Wina tersenyum kecil—senyum menang.
> “Tapi kamu tahu gak… aku sempat lihat. Waktu semua lagi ribut, aku ngintip sebentar… tulisan tangan Steven.”
Jefta menoleh cepat. “Steven?”
> “Iya. Tulisannya rapi banget, kan? Sama persis. Lagian, siapa lagi yang bisa nulis sedalam itu kalau bukan dia?”
Jefta mengerutkan kening. Matanya langsung terarah ke Cindy, yang saat itu sedang berjalan ke arah tenda, memeluk jaketnya erat-erat, rambutnya agak berantakan, wajahnya penuh pikiran.
> Steven, ya…?
Ada sesuatu yang menyesak di dada Jefta. Entah cemburu, atau… semacam kecewa.
"Kemarin Christian sekarang Steven. Apa aku cukup mampu bersaing menerobos benteng hatinya?" Gumam dalam hatinya
Wina pura-pura menghela napas. “Aku kasihan sama kamu sih, Jef.”
Jefta menoleh, matanya menyipit. “Maksud kamu?”
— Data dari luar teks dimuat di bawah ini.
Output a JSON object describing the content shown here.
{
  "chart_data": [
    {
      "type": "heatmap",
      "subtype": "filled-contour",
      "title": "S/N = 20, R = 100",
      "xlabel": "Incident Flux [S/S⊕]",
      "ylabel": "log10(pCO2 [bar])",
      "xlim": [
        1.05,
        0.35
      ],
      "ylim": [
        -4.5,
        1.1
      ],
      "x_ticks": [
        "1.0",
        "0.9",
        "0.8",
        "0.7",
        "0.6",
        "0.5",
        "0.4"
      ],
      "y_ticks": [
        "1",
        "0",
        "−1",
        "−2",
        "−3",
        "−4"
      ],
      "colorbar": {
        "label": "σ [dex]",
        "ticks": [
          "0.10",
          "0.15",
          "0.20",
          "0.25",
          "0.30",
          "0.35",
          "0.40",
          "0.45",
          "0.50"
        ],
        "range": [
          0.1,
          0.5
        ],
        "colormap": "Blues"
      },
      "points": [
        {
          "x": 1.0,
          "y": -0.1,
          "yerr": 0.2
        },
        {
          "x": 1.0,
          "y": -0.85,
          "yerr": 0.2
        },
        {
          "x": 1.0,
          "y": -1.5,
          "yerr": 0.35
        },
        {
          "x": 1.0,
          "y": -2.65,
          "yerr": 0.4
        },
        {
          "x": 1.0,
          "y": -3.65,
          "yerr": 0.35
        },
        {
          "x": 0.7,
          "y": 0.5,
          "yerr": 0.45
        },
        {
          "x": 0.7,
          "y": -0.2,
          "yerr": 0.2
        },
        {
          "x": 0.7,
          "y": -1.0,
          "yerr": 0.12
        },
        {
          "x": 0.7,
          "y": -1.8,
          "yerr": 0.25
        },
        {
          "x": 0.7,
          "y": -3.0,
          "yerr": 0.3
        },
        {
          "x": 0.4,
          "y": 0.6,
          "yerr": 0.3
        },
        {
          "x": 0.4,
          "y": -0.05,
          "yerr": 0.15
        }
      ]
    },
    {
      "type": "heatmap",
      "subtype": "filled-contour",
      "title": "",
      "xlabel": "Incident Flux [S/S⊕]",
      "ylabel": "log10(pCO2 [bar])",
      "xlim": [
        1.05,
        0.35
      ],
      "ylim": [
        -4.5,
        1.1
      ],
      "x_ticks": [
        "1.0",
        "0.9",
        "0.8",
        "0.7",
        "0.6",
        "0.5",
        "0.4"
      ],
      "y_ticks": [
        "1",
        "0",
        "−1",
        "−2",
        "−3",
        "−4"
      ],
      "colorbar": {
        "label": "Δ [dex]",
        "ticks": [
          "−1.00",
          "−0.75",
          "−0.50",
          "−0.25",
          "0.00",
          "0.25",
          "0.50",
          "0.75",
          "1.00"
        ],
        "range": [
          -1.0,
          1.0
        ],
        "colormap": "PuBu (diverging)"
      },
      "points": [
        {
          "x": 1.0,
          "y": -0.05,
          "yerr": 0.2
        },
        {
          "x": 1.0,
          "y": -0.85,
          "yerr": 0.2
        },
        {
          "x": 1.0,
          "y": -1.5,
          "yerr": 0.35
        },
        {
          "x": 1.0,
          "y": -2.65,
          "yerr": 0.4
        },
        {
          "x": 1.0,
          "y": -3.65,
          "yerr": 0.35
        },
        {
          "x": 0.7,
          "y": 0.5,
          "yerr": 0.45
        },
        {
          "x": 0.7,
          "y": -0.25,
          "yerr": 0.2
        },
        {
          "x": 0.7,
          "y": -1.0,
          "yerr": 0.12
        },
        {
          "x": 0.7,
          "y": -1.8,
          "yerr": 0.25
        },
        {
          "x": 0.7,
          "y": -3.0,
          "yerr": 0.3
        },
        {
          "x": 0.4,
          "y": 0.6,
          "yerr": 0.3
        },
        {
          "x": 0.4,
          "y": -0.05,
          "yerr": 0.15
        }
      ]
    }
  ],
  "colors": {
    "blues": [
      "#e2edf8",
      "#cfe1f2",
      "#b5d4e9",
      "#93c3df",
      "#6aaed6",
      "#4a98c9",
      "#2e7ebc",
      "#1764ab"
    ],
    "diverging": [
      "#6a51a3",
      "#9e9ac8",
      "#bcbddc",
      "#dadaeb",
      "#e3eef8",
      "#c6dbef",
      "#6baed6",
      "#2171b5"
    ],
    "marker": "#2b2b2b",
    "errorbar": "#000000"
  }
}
Wina tersenyum manis tapi menusuk. “Cindy itu… kamu tahu kan dia dari dulu suka jadi pusat perhatian. Dari zaman SMP aja, dia selalu bikin cowok berebut. Sekarang, mungkin kamu juga cuma satu dari daftar itu.”
Jefta berdiri pelan, suaranya tenang. “Wina, aku nggak tahu kamu lagi mainin apa, tapi satu hal yang aku tahu... orang yang benar-benar tulus, nggak pernah pakai luka orang lain buat mendekat.”
Wina terdiam. Ekspresinya berubah, tapi ia menutupinya dengan tawa kecil. “Kamu pikir terlalu dalam, Jefta. Aku cuma... peduli.”
Jefta tak membalas. Ia melangkah meninggalkan api unggun.
---
Sementara itu, Dandy duduk sendirian di dekat dapur umum kecil di ujung area camping. Ia menatap langit, lalu menunduk.
Dia tidak tahu Wina melihat surat itu. Dia hanya tahu satu hal: surat itu sudah dibaca, dan tak ada yang menebak namanya.
Tapi... entah kenapa, matanya malah mencari satu sosok.
Dan saat Cindy lewat, sejenak mata mereka bertemu.
Cindy menunduk. Lalu tersenyum.
Hanya sebentar. Tapi cukup untuk membuat malam terasa sedikit lebih hangat bagi Dandy.